Methods Resting-state functional MRI data (SUDMEX_CONN) from 56 CUD patients and 57 healthy controls (HC) were analyzed. CAP analysis was employed to capture transient brain states and their coactivation patterns. Temporal dynamic metrics such as Fraction of Time, Persistence (PST), and Counts were computed to assess differences between groups. Stationary functional connectivity (sFC) was also examined, and meta-analytic term mapping from the Neurosynth database was used to characterize functional associations.
Results CAP analysis revealed six distinct coactivation patterns, with five showing high spatial similarity between CUD and HC groups. Notable differences were observed in State 6, which displayed inverse activation patterns between the groups. CUD individuals exhibited significantly reduced PST across all brain states and altered transition probabilities, particularly increased transitions from the default mode network (DMN) to the somatomotor network and decreased transitions from DMN to attentional/executive networks.

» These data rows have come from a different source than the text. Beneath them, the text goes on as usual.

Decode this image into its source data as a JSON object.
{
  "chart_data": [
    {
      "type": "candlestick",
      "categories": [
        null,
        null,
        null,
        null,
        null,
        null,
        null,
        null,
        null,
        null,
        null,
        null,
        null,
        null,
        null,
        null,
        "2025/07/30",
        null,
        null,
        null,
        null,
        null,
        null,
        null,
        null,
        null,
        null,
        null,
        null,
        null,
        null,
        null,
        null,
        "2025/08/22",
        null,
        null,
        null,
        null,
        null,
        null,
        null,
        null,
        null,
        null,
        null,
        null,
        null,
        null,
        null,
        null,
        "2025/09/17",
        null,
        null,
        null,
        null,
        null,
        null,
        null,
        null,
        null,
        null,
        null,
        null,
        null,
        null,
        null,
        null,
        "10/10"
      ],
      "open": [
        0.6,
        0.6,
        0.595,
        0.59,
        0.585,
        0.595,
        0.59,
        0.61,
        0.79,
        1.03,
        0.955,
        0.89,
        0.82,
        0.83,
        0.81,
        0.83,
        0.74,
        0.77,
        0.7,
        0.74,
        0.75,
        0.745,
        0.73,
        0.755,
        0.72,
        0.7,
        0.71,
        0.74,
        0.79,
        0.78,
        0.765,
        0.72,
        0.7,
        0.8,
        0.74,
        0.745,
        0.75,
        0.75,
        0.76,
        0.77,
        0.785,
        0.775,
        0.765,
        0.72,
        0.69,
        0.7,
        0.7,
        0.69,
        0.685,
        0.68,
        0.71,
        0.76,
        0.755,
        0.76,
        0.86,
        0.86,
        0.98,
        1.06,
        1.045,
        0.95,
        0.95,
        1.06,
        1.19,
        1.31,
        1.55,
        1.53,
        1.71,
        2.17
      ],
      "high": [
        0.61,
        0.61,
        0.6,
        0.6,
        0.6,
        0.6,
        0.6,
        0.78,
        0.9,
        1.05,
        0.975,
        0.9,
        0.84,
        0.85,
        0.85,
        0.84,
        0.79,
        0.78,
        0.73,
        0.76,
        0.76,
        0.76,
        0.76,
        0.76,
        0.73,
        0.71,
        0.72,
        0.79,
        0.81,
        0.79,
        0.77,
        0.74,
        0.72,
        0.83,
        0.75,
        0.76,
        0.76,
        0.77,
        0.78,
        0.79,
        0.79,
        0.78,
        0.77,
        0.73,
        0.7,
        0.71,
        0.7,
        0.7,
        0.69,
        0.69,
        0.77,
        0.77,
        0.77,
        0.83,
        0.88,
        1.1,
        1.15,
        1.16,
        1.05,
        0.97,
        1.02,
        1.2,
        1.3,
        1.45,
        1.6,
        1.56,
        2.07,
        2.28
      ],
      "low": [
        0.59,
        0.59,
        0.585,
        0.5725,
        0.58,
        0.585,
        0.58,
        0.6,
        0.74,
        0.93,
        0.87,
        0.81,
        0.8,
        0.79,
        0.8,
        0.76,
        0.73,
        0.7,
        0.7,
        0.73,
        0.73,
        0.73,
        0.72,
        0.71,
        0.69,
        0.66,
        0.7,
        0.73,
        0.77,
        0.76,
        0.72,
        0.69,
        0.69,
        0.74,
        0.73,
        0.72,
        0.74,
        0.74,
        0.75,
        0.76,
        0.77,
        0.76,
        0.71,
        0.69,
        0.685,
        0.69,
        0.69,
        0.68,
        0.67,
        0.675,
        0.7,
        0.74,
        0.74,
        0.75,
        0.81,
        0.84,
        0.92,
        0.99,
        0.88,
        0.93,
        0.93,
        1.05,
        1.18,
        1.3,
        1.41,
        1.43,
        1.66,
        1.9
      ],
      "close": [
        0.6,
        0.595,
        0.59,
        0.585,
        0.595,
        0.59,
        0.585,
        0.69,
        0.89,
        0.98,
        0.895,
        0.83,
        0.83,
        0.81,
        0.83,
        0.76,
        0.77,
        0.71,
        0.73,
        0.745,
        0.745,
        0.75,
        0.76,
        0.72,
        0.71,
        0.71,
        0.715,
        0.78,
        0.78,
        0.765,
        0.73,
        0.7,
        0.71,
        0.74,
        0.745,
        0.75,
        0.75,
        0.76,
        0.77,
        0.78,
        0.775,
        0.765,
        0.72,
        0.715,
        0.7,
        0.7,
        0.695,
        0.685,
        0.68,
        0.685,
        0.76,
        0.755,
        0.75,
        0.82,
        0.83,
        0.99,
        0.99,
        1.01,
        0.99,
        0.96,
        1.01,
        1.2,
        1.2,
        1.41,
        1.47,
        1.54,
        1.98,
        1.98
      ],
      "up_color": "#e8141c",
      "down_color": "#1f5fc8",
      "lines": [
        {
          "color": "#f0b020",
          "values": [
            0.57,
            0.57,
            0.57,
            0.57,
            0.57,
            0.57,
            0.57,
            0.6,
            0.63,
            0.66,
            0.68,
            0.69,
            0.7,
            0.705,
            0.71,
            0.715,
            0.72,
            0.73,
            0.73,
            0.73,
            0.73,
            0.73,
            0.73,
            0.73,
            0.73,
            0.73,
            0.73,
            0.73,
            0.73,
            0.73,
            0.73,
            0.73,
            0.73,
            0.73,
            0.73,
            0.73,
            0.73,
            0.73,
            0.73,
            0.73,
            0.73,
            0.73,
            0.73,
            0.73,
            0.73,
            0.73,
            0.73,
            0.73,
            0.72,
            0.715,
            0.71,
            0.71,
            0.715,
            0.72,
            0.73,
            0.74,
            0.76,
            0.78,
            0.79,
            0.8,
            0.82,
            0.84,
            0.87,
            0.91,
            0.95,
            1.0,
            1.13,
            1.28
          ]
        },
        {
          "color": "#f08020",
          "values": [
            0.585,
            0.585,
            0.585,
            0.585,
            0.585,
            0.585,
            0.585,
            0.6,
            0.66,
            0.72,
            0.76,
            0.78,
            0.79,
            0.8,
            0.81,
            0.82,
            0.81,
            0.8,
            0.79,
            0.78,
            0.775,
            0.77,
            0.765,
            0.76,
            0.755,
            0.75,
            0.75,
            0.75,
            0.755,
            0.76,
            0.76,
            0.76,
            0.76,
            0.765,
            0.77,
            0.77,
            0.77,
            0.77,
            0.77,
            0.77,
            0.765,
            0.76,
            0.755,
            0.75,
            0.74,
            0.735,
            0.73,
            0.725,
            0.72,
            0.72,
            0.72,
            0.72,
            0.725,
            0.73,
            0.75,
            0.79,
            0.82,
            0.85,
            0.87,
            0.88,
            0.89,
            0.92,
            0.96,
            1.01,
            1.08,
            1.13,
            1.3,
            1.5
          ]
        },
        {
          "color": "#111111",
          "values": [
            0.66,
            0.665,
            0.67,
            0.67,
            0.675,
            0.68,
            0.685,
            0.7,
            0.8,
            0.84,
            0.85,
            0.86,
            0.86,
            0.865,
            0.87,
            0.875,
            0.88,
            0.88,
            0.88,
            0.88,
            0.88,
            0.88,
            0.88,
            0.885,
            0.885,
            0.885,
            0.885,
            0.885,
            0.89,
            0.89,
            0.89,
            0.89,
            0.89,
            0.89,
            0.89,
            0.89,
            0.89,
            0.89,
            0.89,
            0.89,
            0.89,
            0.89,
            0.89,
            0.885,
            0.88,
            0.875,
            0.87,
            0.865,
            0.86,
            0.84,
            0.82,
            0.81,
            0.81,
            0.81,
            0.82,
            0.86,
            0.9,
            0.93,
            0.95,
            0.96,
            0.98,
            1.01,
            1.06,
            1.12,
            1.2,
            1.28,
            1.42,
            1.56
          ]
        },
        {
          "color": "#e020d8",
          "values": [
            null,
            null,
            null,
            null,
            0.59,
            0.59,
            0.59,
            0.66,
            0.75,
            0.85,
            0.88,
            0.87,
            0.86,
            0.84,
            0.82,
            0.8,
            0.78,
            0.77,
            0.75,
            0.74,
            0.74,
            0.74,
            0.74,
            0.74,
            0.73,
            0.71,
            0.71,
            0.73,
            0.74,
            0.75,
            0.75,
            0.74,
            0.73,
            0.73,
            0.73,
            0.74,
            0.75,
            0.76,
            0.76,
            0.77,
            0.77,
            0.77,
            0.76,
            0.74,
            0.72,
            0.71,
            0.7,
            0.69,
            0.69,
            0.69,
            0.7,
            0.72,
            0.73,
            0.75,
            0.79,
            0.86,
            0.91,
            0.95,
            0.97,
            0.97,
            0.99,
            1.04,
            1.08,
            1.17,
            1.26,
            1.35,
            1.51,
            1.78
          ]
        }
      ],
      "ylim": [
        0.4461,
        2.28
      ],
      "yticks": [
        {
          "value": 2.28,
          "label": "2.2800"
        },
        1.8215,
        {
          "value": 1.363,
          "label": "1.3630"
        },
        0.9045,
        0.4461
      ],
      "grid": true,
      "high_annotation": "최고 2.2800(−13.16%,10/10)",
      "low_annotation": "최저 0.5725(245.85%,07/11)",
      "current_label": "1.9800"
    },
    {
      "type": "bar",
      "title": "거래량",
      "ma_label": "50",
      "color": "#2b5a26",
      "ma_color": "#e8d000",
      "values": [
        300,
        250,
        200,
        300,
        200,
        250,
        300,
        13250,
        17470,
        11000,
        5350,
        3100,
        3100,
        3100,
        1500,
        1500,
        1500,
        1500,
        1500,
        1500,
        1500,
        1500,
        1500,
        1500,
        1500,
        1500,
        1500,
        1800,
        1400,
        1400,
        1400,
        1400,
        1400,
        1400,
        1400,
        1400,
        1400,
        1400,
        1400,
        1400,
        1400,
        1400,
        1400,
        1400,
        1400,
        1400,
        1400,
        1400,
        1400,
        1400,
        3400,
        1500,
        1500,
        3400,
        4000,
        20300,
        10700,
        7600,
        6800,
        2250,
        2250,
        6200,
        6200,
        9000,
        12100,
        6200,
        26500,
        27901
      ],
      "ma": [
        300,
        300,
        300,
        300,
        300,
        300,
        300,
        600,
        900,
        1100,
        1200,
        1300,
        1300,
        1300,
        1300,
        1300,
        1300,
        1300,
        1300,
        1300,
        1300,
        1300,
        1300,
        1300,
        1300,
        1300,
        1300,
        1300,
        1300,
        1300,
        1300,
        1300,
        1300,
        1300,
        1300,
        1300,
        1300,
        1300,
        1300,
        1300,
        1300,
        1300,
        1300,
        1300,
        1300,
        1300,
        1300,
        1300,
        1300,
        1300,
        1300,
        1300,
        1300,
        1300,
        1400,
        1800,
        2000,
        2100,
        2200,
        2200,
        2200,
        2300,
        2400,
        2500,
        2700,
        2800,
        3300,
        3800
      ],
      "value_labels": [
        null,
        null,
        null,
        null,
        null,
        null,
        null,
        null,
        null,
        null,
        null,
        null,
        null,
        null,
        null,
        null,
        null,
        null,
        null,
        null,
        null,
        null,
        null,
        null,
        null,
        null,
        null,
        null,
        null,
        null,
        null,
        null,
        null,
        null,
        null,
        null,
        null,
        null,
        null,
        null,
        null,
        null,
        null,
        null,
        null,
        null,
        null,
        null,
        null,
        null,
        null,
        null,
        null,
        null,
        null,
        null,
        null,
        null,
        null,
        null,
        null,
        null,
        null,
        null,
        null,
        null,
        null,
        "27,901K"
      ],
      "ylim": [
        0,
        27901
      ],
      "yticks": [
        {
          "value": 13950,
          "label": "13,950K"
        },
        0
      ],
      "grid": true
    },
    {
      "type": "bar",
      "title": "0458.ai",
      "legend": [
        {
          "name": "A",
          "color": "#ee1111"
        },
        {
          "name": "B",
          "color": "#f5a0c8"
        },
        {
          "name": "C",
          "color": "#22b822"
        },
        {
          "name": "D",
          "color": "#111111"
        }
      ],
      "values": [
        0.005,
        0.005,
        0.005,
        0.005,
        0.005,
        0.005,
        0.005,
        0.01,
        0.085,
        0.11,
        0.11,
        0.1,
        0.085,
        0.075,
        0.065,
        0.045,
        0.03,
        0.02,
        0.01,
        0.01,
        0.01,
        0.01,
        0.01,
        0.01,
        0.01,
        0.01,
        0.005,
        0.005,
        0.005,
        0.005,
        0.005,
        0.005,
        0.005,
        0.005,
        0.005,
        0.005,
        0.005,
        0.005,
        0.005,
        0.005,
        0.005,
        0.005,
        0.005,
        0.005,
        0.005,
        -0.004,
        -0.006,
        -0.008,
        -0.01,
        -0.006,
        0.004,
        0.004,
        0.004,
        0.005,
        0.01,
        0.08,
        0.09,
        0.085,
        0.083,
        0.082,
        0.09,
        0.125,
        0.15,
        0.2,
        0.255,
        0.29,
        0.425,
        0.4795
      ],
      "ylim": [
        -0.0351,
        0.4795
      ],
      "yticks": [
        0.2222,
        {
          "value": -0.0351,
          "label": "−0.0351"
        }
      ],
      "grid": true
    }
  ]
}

Clinical correlations indicated that prolonged cocaine use was associated with altered PST in specific brain states. sFC analysis identified significant alterations in regions such as the right supramarginal gyrus, left superior frontal gyrus, right precentral gyrus, and right lingual gyrus, each linked to distinct cognitive and behavioral functions.
Conclusions This study highlights the utility of CAP analysis in capturing the dynamic neural underpinnings of CUD. The findings provide insights into the neurobiological mechanisms of the disorder, suggesting potential biomarkers for CUD. These results have implications for developing an enhanced approach for substance use disorders, as well as improving our understanding and management of CUD.